General information
- Type: Paraglider
- National origin: Germany
- Manufacturer: FreeX
- Status: Production completed

History
- Manufactured: mid-2000s

= FreeX Joker =

German paraglider

The FreeX Joker is a German single-place, paraglider that was designed and produced by FreeX of Egling in the mid-2000s. It is now out of production.

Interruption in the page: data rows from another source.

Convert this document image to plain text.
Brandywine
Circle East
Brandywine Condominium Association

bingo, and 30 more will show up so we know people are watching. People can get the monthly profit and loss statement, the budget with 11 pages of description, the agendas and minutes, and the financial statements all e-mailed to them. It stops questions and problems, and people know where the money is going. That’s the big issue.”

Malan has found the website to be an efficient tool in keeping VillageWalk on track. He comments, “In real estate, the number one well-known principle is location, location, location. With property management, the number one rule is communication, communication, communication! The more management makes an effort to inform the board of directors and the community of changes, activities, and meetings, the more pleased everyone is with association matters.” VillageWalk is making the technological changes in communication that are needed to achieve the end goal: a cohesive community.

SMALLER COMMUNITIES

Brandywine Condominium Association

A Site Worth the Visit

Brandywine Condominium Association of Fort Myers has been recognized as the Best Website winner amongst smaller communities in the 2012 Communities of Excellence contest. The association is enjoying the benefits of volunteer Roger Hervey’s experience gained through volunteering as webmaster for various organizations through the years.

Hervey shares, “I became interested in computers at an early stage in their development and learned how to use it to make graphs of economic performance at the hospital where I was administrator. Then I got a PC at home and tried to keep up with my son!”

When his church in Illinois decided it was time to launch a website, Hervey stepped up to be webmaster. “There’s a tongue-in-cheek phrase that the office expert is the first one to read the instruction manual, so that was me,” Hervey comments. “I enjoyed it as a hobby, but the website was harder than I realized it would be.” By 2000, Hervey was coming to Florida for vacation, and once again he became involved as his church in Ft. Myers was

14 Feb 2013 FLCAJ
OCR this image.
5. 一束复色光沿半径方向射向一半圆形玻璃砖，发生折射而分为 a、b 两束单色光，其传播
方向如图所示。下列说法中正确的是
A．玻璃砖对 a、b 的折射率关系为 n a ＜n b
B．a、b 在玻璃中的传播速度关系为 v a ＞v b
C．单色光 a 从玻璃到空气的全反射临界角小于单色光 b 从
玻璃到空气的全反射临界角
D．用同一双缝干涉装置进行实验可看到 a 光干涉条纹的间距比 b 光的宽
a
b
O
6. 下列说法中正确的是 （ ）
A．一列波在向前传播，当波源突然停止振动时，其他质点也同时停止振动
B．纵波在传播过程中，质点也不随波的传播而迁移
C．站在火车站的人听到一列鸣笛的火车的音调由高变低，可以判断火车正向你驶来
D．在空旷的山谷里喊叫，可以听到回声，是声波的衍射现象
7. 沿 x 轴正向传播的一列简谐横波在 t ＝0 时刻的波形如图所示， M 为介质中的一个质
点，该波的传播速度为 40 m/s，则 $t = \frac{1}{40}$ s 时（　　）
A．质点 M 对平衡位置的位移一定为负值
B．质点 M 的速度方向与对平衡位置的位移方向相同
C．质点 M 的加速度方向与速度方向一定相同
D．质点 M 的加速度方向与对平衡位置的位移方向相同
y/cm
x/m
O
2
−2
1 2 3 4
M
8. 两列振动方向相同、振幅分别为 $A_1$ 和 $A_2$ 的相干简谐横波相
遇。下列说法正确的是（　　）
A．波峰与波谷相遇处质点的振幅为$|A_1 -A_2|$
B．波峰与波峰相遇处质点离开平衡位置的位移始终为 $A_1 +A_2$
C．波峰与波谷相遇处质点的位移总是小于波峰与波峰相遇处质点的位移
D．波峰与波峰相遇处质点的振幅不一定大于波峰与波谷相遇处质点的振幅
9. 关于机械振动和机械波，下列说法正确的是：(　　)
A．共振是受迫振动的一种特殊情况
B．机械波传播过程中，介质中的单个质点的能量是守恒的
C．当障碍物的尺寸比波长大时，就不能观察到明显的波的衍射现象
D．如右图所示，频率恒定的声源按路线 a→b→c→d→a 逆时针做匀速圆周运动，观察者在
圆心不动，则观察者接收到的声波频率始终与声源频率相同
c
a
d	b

==Design and development==
The Joker was designed as a beginner glider. Like all FreeX wings it features internal diagonal bracing. The models are each named for their relative size.

==Variants==
- Joker S
Small-sized model for lighter pilots. Its 10.9 m span wing has a wing area of 24.6 m2, 33 cells and the aspect ratio is 4.8:1. The pilot weight range is 55 to 90 kg. The glider model is DHV 1 certified.
- Joker M
Mid-sized model for medium-weight pilots. Its 11.7 m span wing has a wing area of 28.7 m2, 33 cells and the aspect ratio is 4.8:1. The pilot weight range is 80 to 110 kg. The glider model is DHV 1 certified.
- Joker L
Large-sized model for heavier pilots. Its 12.5 m span wing has a wing area of 32.4 m2, 33 cells and the aspect ratio is 4.8:1. The pilot weight range is 100 to 130 kg. The glider model is DHV 1 certified.